Uma recente análise científica da composição do denário (moeda que fazia parte do sistema monetário do Império Romano) trouxe um novo entendimento sobre uma crise financeira brevemente mencionada pelo político e filósofo Marcus Tullius Cicero em seu famoso ensaio sobre a sociedade da época, documento conhecido como De Officiis.

Pesquisadores da Universidade de Warwick e da Universidade de Liverpool, duas das principais instituições de ensino e pesquisa do Reino Unido, analisaram moedas do período e revelaram uma degradação muito maior do que os historiadores pensavam, com moedas que haviam sido de prata pura até o ano de 90 AEC* compostas por até 10% de cobre cinco anos depois.

Moeda romana com a cabeça do deus Baco, que foi usada como amostra no projeto de pesquisa. Crédito: Universidade de Warwick

“Os romanos usavam uma moeda de prata extremamente fina e podem muito bem ter perdido a confiança no denário quando ele deixou de ser puro”, disse Matthew Ponting, arqueólogo com doutorado em arqueometalurgia pela Universidade de Londres e pesquisador da Universidade de Liverpool, um dos autores do estudo. “O nível preciso de degradação poderia ter sido menos importante para os contemporâneos do que a mera percepção de que a moeda era adulterada e não era mais feita puramente de prata”.

Para o coautor Kevin Butcher, a descoberta dessa diminuição significativa no valor do denário lançou uma nova luz sobre os indícios de Cícero de uma crise cambial em 86 AEC. “Historiadores há muito debatem o que o estadista e estudioso quis dizer quando escreveu ‘a moeda estava sendo espalhada ao redor, de modo que ninguém foi capaz de saber o que ela tinha’ (De Oficiis, 3:80) e acreditamos que agora resolvemos este quebra-cabeça”, disse Butcher, que também fez seu doutorado em arqueologia Universidade de Londres e hoje é pesquisador da Universidade de Warwick.

Por meio de seu projeto de pesquisa, os autores pretendem aumentar a compreensão a respeito das economias da Roma clássica e de outros estados do Mediterrâneo, analisando a composição de suas moedas e cruzando os resultados com o registro histórico.

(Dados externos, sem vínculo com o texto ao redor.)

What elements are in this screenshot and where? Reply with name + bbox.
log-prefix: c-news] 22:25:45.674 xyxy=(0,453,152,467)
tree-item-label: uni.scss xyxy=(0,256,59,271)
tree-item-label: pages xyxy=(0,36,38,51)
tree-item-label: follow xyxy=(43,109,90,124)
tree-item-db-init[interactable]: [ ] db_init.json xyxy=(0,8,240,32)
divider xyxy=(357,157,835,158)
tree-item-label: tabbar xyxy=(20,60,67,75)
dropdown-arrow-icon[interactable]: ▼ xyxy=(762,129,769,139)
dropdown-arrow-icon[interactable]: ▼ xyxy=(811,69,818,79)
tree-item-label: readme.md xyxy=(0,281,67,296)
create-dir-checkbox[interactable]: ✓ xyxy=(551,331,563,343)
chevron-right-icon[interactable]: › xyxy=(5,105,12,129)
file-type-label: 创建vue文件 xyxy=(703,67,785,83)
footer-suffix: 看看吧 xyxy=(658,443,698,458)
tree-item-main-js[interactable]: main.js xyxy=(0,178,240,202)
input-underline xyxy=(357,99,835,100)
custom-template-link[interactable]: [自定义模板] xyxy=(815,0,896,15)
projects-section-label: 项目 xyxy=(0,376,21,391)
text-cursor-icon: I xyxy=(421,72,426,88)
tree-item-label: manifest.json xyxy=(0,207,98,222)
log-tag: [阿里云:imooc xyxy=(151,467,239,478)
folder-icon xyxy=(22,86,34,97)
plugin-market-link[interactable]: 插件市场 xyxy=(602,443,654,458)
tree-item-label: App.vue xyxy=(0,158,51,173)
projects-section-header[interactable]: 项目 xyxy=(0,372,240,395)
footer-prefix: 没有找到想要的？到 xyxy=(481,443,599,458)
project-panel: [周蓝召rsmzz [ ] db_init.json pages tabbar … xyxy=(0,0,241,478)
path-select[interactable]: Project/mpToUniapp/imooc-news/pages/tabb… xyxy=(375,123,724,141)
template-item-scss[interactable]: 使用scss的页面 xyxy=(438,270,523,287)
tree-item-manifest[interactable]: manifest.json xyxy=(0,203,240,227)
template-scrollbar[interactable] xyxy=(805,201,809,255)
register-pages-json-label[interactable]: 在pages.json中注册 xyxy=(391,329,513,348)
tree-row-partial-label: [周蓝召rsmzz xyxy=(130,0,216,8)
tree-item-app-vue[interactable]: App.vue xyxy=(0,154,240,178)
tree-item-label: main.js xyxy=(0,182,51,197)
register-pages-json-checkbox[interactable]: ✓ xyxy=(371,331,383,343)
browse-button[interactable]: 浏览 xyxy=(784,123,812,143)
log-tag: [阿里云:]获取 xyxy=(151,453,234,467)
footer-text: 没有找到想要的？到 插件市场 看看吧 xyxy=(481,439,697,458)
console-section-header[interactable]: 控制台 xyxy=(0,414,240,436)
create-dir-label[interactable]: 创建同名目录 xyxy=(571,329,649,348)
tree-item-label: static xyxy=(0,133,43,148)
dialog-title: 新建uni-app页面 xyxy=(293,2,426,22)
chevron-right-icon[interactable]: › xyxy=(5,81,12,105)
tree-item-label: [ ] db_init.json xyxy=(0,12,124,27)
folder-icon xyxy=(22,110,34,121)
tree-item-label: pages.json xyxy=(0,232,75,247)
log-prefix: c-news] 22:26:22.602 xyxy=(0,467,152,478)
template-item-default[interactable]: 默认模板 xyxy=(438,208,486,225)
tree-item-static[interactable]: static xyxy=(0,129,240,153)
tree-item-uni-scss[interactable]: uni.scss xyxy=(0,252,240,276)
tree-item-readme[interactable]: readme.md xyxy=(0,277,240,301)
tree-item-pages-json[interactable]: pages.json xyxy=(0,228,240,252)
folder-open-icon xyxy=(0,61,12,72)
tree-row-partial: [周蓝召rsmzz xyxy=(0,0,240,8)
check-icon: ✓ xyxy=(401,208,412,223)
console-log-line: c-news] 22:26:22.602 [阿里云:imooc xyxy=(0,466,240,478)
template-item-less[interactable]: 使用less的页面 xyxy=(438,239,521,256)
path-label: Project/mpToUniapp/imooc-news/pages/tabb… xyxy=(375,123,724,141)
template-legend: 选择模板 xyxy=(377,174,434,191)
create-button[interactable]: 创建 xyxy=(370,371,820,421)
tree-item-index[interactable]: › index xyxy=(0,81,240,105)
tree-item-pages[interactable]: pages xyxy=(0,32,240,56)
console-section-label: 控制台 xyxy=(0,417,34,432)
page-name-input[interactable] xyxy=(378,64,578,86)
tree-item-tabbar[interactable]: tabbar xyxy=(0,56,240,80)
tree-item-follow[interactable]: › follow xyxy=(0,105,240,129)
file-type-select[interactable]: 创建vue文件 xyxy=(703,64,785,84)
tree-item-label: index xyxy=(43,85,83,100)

A equipe de pesquisa também inclui Adrian Hillier, Ph.D. em supercondutividade não convencional pela Universidade de St Andrews, na Escócia, e cientista da Fonte de Nêutrons e Múon, laboratório de pesquisa que faz parte do Conselho de Instalações de Ciência e Tecnologia  (STFC, na sigla em inglês) do Reino Unido.

Estudo sobre a crise financeira romana é financiado pela União Europeia

“Nossa técnica de amostragem minimamente invasiva usada para colher amostras dessas moedas importantes revelou um declínio significativo no valor do denário — de moeda de prata pura, primeiro caiu para menos de 95% de prata e depois para 90%, com algumas moedas com composição tão baixas quanto 86%, sugerindo uma grave crise cambial”.

Butcher explica o contexto da crise. “Nos anos após 91 AEC, o estado romano corria o risco de falir. Os romanos estavam em guerra com seus próprios aliados na Itália, e ao final da guerra, em 89 AEC, houve uma crise de dívida. Três anos depois, parece ter havido uma crise de confiança na moeda também”.

Nas décadas que se seguiram, os romanos fizeram o máximo para evitar rebaixar o denário novamente, até que o Estado enfrentou novamente enormes despesas durante a guerra civil entre Pompeu e Júlio César. 

Esses achados fazem parte de um estudo maior financiado pela União Europeia, que visa examinar as estratégias financeiras e monetárias dos Estados mediterrâneos de 150 AEC a uma grande reforma da cunhagem 64 AEC, fornecendo um conjunto detalhado e confiável de análises da composição química de todas as principais moedas de prata desse período.

*Era Comum (EC) e Antes da Era Comum (AEC) são as nomenclaturas atualizadas para os termos Depois de Cristo (D.C.) e Antes de Cristo (A.C.)